Common Problems When Restoring Followers From an Archive
Follower accounts no longer exist
Some accounts in your followers.csv may be deleted or suspended. If the profile page shows a 404 error or a suspended notice, you cannot restore that follower. Remove those URLs from your list to avoid wasted effort.
Follower accounts are on a defederated instance
If your new instance blocks the follower’s instance, you cannot send them a message. Check your instance’s domain blocks under Preferences > Administration > Domain blocks if you are an admin. If you are not an admin, ask your instance admin to allow the domain temporarily.
Follower has privacy settings that block DMs
Some users disable direct messages from people they do not follow. In that case, your private mention may not reach them. Post a public announcement instead and tag the user with a public mention. They may see the mention in their notifications.
The CSV file contains duplicate entries
Mastodon may record the same follower multiple times if they unfollowed and refollowed you. Remove duplicate rows in your spreadsheet before you start reaching out. Use the Remove duplicates feature in Excel or Google Sheets based on the account URL column.

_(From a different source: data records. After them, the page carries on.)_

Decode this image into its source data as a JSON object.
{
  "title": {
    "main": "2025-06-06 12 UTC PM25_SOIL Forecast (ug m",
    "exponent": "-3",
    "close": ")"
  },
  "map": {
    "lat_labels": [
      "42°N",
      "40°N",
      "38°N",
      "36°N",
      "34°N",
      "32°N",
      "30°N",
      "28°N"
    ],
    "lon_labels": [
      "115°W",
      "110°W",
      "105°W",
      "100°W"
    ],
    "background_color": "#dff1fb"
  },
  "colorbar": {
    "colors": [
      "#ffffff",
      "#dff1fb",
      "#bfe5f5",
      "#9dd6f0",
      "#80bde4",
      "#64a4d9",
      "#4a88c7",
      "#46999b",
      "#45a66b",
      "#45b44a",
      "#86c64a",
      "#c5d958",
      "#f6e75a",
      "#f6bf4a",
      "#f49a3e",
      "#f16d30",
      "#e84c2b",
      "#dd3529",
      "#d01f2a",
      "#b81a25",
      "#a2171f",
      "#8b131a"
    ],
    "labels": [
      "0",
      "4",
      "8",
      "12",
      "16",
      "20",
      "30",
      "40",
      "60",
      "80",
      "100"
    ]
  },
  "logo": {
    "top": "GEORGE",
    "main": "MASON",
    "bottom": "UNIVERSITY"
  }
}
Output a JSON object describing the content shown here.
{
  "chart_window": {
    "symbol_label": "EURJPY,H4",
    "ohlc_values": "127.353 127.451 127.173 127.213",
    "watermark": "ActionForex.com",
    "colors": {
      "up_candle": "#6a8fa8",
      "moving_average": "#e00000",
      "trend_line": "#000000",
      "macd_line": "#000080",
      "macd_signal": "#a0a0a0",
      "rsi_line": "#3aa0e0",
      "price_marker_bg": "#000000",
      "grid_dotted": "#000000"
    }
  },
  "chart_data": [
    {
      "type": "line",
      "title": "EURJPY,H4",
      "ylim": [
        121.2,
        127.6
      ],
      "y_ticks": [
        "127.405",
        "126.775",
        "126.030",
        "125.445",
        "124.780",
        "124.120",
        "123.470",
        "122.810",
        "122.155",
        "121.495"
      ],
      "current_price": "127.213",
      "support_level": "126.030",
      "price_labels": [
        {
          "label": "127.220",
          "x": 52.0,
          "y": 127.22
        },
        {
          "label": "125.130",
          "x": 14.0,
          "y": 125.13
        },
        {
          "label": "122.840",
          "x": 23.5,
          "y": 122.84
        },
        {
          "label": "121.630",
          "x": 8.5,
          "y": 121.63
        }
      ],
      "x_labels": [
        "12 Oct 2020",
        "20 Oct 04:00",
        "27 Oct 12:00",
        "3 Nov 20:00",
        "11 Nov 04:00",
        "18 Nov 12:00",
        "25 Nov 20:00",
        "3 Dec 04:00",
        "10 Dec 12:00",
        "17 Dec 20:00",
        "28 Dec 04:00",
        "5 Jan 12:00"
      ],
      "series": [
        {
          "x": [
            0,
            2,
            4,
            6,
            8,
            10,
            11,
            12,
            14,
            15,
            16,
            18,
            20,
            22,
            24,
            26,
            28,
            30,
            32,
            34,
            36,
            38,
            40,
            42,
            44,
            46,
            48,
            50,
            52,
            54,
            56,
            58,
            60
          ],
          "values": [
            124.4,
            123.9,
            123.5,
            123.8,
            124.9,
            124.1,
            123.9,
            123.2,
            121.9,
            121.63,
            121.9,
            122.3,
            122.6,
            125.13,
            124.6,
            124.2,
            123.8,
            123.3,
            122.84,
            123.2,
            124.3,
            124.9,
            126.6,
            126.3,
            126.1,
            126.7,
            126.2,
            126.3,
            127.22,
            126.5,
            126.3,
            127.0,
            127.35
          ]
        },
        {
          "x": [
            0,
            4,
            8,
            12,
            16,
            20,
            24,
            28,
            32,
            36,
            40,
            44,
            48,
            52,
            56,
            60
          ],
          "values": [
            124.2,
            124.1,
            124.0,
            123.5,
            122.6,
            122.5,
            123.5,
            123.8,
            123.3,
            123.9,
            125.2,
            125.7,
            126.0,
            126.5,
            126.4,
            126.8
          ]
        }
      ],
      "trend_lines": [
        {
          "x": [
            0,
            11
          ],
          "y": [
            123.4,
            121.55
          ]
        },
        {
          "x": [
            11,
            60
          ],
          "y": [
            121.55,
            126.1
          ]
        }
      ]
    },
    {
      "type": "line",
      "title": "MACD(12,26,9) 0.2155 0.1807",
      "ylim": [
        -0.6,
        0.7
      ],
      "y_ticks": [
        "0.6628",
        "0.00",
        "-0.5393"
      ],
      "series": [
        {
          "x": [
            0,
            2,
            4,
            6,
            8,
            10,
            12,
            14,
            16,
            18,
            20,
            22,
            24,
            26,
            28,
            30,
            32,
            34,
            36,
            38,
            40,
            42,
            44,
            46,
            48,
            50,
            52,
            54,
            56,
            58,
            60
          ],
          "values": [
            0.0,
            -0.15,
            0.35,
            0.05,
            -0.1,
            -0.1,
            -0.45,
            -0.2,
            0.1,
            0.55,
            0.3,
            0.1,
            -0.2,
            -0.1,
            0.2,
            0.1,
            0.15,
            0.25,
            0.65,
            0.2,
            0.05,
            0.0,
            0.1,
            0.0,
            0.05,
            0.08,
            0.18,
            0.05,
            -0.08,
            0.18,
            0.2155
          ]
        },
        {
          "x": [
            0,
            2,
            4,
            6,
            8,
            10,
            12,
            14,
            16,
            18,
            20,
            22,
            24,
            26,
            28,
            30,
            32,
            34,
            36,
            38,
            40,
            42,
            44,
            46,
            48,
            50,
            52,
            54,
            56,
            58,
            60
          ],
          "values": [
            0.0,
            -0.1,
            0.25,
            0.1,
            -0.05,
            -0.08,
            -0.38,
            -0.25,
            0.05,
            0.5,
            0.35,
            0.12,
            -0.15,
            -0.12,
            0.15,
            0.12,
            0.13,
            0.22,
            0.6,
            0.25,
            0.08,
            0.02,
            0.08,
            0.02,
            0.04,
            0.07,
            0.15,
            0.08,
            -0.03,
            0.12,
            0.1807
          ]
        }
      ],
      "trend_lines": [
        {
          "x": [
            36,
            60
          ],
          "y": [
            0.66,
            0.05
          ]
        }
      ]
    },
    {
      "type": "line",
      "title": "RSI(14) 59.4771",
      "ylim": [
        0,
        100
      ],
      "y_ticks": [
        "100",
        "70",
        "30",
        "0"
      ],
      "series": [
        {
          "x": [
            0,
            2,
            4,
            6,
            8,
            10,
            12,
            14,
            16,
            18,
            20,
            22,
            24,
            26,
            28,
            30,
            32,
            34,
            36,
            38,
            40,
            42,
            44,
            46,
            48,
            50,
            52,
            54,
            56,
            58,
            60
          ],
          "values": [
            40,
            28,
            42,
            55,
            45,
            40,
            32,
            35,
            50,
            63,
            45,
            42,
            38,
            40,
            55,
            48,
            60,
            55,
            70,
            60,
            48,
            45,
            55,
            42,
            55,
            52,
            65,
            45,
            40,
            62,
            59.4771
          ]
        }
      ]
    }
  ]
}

Mastodon Archive Import Capabilities vs Account Migration
| Item | Data Archive Import | Account Migration |
|---|---|---|
| Restores followers | No | Yes, automatically |
| Restores who you follow | Yes, via CSV import | No, you must re-follow manually |
| Restores posts | No, archive is read-only | No, posts stay on old account |
| Requires old account access | No, only the archive file | Yes, must log into old account |
| Works across instances | Yes, CSV is portable | Yes, migration works between instances |
| Time to complete | Days or weeks (manual) | Instant for followers |
Mastodon’s data archive is a read-only snapshot of your account activity. It is useful for backup and record-keeping but not for restoring social graph connections. Account migration is the only automated method to move followers. If you have access to your old account, use migration instead of manual restoration. If you do not have access, the CSV-based manual approach is your only option.